Kim T. Thomas, the Alabama Corrections Department commissioner, said at the trial that he planned to end the rule that prohibits H.I.V.-positive inmates from working around food. He said infected inmates were banned from the cafeteria for space reasons. And he said the plastic armbands identify their dorm, not the disease.
Brian Corbett, a Corrections Department spokesman, said, “It is a proven system that has effectively prevented the spread of H.I.V. - an incurable disease - within our system.”
The costs of treating H.I.V. are substantial, and both sides in the lawsuit agreed that Alabama provides high-quality care. Bill Lunsford, a lawyer for the Corrections Department, said the state spends an average of $22,000 per year on treating individual H.I.V.-positive inmates; the total is more than the cost of medicine for all other inmates.
“There is no way we could provide the current level of care if they were spread across the state,” he said.
But medical experts say isolation is unnecessary. Other states provide a daily cocktail of medicine to H.I.V.-positive inmates at all facilities. Experts say fears about transmitting the disease through food or airborne contact have long ago been debunked.
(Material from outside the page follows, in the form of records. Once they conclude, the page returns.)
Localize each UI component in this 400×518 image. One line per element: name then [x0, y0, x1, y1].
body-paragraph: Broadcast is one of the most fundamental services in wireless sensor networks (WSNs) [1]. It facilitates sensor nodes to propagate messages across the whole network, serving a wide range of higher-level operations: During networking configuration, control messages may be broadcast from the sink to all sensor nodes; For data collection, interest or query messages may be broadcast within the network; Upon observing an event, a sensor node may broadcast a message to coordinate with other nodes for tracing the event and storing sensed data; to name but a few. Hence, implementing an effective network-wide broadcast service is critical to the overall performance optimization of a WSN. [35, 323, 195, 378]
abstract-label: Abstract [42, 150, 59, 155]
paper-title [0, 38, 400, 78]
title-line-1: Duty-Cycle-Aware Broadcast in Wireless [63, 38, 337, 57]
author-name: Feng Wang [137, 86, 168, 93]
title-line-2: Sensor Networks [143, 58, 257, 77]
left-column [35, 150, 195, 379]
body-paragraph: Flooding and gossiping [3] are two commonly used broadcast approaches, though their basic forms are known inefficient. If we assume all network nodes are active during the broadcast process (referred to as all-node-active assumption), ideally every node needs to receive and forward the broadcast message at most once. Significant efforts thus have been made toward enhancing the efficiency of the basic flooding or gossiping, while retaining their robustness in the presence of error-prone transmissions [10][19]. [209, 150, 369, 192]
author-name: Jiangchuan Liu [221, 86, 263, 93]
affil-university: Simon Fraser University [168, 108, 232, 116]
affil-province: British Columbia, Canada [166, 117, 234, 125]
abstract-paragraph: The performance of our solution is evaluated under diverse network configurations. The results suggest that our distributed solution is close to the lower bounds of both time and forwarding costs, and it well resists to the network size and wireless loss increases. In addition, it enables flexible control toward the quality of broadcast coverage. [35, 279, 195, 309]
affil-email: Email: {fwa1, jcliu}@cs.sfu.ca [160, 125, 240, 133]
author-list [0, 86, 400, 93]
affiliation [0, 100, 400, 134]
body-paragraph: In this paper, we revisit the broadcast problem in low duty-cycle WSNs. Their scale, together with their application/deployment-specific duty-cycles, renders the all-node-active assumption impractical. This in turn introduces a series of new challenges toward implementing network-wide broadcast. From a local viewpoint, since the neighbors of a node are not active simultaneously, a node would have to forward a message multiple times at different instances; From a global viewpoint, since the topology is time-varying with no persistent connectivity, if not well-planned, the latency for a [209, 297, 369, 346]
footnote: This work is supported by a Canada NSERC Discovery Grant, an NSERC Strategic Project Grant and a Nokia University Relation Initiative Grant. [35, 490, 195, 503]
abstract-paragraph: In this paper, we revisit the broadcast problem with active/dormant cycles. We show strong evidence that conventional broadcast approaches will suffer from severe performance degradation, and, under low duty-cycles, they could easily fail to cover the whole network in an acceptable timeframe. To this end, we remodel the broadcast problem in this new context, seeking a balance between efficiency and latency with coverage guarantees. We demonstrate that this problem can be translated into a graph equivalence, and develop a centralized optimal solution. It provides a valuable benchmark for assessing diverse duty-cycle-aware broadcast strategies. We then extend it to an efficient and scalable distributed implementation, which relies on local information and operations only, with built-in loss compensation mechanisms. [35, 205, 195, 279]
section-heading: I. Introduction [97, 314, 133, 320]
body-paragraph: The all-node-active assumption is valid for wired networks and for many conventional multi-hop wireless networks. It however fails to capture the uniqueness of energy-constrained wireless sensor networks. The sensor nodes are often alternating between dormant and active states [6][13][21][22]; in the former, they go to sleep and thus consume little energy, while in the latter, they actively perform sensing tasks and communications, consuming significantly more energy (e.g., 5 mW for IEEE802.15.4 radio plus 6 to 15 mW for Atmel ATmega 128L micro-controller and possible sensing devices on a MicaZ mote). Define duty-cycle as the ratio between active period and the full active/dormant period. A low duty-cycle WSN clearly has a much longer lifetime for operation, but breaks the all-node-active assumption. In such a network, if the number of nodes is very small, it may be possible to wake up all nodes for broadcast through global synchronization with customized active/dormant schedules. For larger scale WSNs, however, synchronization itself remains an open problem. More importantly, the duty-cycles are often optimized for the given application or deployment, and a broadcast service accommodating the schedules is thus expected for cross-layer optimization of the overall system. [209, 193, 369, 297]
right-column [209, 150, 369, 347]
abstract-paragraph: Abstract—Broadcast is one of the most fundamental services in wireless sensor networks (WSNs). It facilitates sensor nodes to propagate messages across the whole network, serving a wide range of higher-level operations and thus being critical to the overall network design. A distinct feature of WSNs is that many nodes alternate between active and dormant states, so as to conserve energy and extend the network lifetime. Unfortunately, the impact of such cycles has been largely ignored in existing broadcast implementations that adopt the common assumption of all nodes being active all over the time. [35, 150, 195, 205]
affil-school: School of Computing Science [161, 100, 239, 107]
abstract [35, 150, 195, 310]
“Alabama is living in an incredibly anachronistic world,” said Dr. Frederick L. Altice, the director of the H.I.V. in Prisons Program at the Yale School of Medicine. “Time has changed, and they have not.”
During the trial, H.I.V.-positive inmates testified that prison workers bullied and ridiculed them. One, Dana Harley, said women with H.I.V. were placed in solitary confinement for a month while the state confirmed the diagnosis. And the warden limited her access to educational programs in self-esteem, parenting and anger management, she said.
Mr. Knox said he had been sent to solitary confinement for 36 days for eating a meal in the main cafeteria. Guards told healthy inmates to face a wall whenever he passed their cells, he said.
“It was so embarrassing,” he said. “Being locked up is bad enough. But being positive in there was unbearable.”